A artista plástica e ocultista Rosaleen Norton (1917-1979) assustou bastante a Austrália nos anos 1950. Auto-denominada bruxa, abertamente bissexual e fora dos padrões durante toda a vida, ela costumava abordar temas sobrenaturais em seu trabalho como pintora – retratando mulheres nuas, bacanais, demônios e o deus pã. Era praticante de magia sexual desde a juventude, seguindo os rituais divulgados pelo ocultista Aleister Crowley. Por causa do seu trabalho, e pelo fato de ter morado durante muitos anos no bairro de Kings Cross, em Sydney, ela era chamada de “a bruxa de Kings Cross”.

Botar medo no padrão católico da Austrália custou caro a Rosaleen. Como lembra uma reportagem do The Guardian, ela foi presa, teve obras de arte destruídas (ou simplesmente recolhidas pela polícia) e virou uma figura típica dos tabloides e programas de TV sensacionalistas locais. Em várias reportagens de televisão, ela era enxergada quase da mesma forma que Pedro de Lara era visto aqui no Brasil. Era uma figura folclórica e engraçada, que lançava feitiços nos outros, e e era vista com desprezo e horror num país formado por 90% de católicos. Ainda assim, não se recusava a dar entrevistas e volta e meia aparecia até usando um chapéu pontudo, de bruxa.

A novidade é que acaba de sair um filme sobre Rosaleen. The witch of Kings Cross foi dirigido por Sonia Bible. A diretora, ciente de que estava lidando com uma história que precisava ser resgatada o mais rápido possível, desbravou vários arquivos sobre Rosaleen e entrevistou as últimas fontes que ainda estavam vivas. O documentário foi feito com orçamento bem apertado e Sonia chegou a recorrer ao crowdfunding para financiar boa parte dele. Mesmo com o aspecto documental, há uma atriz que interpreta a ocultista: é a australiana Kate Elizabeth Laxton.

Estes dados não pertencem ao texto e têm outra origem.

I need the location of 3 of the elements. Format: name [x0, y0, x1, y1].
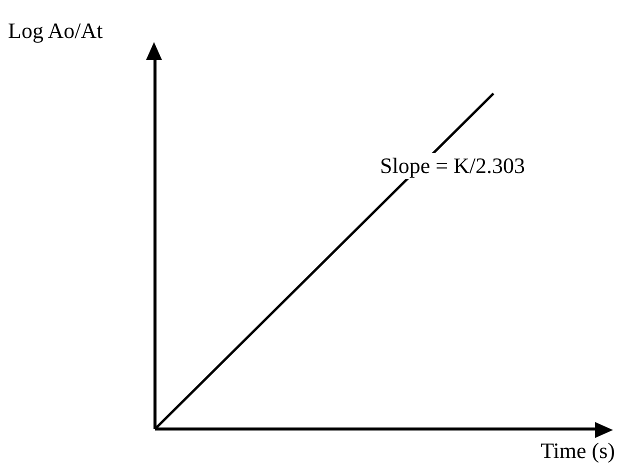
y-axis-title: Log Ao/At [8, 18, 103, 44]
annotation: Slope = K/2.303 [380, 153, 526, 179]
x-axis-title: Time (s) [540, 438, 615, 464]
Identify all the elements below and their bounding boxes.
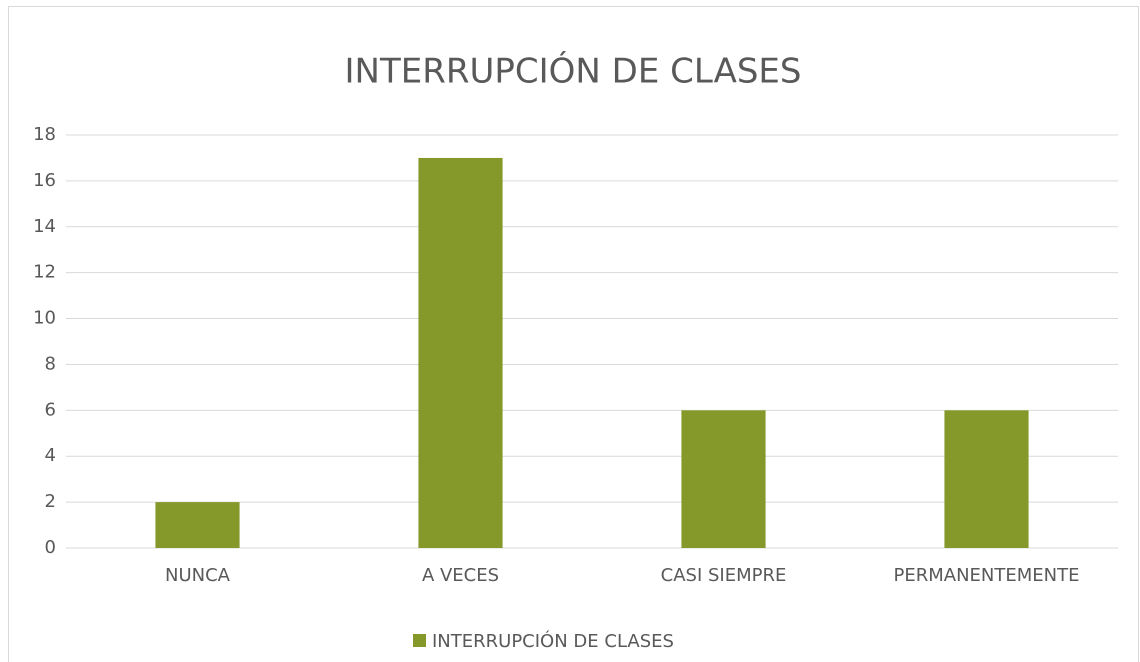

Com uma beleza bem diferente dos padrões, Rosaleen chegou a trabalhar como modelo quando jovem, além de colaborar com uma revista de arte de vanguarda. Assim que começou a pintar, foi acusada de comercializar pornografia e de atentar contra os valores católicos do seu país. A pintora teve vários parceiros ao longo da vida, com os quais praticava magia sexual e sexo tântrico. Todos foram perseguidos do mesmo jeito que ela.

As pesquisas e rituais eram uma preferência pessoal e devocional de Rosaleen, mas estavam também ligadas à sua história. A pesquisadora Marguerite Johnson, que fez um artigo sobre o documentário no site de notícias da emissora ABC, conta que a bruxaria “especialmente desde a época vitoriana” ajudava no empoderamento e na busca por liberdade de mulheres não convencionais. Rosaleen costumava contar que desde criança via “marcas de bruxa” em seu corpo.

Marguerite lembra também que boa parte da obra de Rosaleen foi criada para ser usada em seus próprios rituais, e refletiam suas experiências. Já Sonia recorda que a artista surgiu num tempo em que mal ainda havia “cultura jovem” e o rock ainda não existia. “Mas era a preparação para a contracultura”, diz.